HUKUM

Penangan Kasus Korupsi DAK SMK Rp21 Miliar di Jambi Molor, Tahap P19 Lewati 7 Hari Kerja

Penulis : ynt | Editor : YNT | 27 April 2026 | 19:10 WIB
Penangan Kasus Korupsi DAK SMK Rp21 Miliar di Jambi Molor, Tahap P19 Lewati 7 Hari Kerja
Keterangan Foto : Ada Tambahan Saksi: Penyidik masih memeriksa saksi tambahan, termasuk dari luar daerah.
Gracak.com – Penanganan kasus dugaan korupsi Dana Alokasi Khusus (DAK) pengadaan peralatan praktik SMK di Dinas Pendidikan Provinsi Jambi dengan nilai kerugian negara mencapai Rp21 miliar disebut molor. 
Dikeahui, proses perkara saat ini masih berada di tahap P19 dari Kejaksaan Tinggi Jambi, yang saat ini masih dalam tahap pelengkapan berkas di pihak Kapolda Jambi.
Kasus ini menjerat Vahrial Adi Putra (VAP), Bukri (BK), serta satu pihak rekanan. Tahap P19 sendiri merupakan proses penelitian dan pengembalian berkas oleh jaksa kepada penyidik untuk dilengkapi sesuai petunjuk sebelum dinyatakan lengkap (P21).
Asisten Tindak Pidana Khusus (Aspidsus) Kejati Jambi, Adam Ohoiled, mengatakan pihaknya masih melakukan penelitian terhadap berkas perkara.
“Sedang penelitian berkas perkara. Ada yang sudah selesai, ada yang masih dalam proses,” ujarnya saat ditemui, Jumat (24/4/2026).
Ia menjelaskan, proses P19 telah berjalan sejak Kamis (16/4/2026) lalu.

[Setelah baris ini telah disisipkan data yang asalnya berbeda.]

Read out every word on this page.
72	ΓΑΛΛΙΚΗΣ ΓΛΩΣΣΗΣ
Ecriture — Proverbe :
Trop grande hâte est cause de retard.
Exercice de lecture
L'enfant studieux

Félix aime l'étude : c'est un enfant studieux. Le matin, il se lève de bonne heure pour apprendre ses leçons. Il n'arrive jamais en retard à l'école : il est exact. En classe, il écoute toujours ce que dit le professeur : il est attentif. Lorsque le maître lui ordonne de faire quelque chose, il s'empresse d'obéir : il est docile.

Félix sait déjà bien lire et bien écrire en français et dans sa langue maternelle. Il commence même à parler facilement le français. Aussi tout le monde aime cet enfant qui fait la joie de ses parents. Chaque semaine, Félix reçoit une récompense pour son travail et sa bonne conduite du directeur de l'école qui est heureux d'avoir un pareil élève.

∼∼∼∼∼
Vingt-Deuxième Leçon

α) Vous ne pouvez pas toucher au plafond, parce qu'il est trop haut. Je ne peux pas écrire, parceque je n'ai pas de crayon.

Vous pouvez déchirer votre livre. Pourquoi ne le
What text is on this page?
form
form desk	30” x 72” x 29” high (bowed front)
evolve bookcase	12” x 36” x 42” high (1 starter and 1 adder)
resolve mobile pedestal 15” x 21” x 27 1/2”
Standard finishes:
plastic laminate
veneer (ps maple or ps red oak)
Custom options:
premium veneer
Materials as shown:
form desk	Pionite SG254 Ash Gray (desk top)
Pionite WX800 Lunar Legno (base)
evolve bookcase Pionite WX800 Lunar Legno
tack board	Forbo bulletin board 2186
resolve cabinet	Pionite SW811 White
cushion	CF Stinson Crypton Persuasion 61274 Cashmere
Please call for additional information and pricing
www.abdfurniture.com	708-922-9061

Berdasarkan ketentuan, tahap ini seharusnya berlangsung selama tujuh hari kerja.
Namun hingga akhir April 2026, proses tersebut masih berlanjut dan belum menunjukkan kejelasan kapan berkas akan dinyatakan lengkap. Meski demikian pihak kejaksaan masih menungu berkas tersebut.
“Kami masih menunggu hasil koordinasi dari penyidik setelah berkas dilengkapi,” katanya.
Sementara itu, pihak Polda Jambi mengakui bahwa proses P19 masih berlangsung. Penyidik disebut masih melakukan sejumlah pemeriksaan tambahan, termasuk menghadirkan saksi dari luar daerah.
“Ada tambahan pemeriksaan saksi, kemungkinan dari Bandung atau Jakarta, sesuai permintaan Kejati,” ujar Direktur Reserse Kriminal Khusus, Taufik Nurmandia.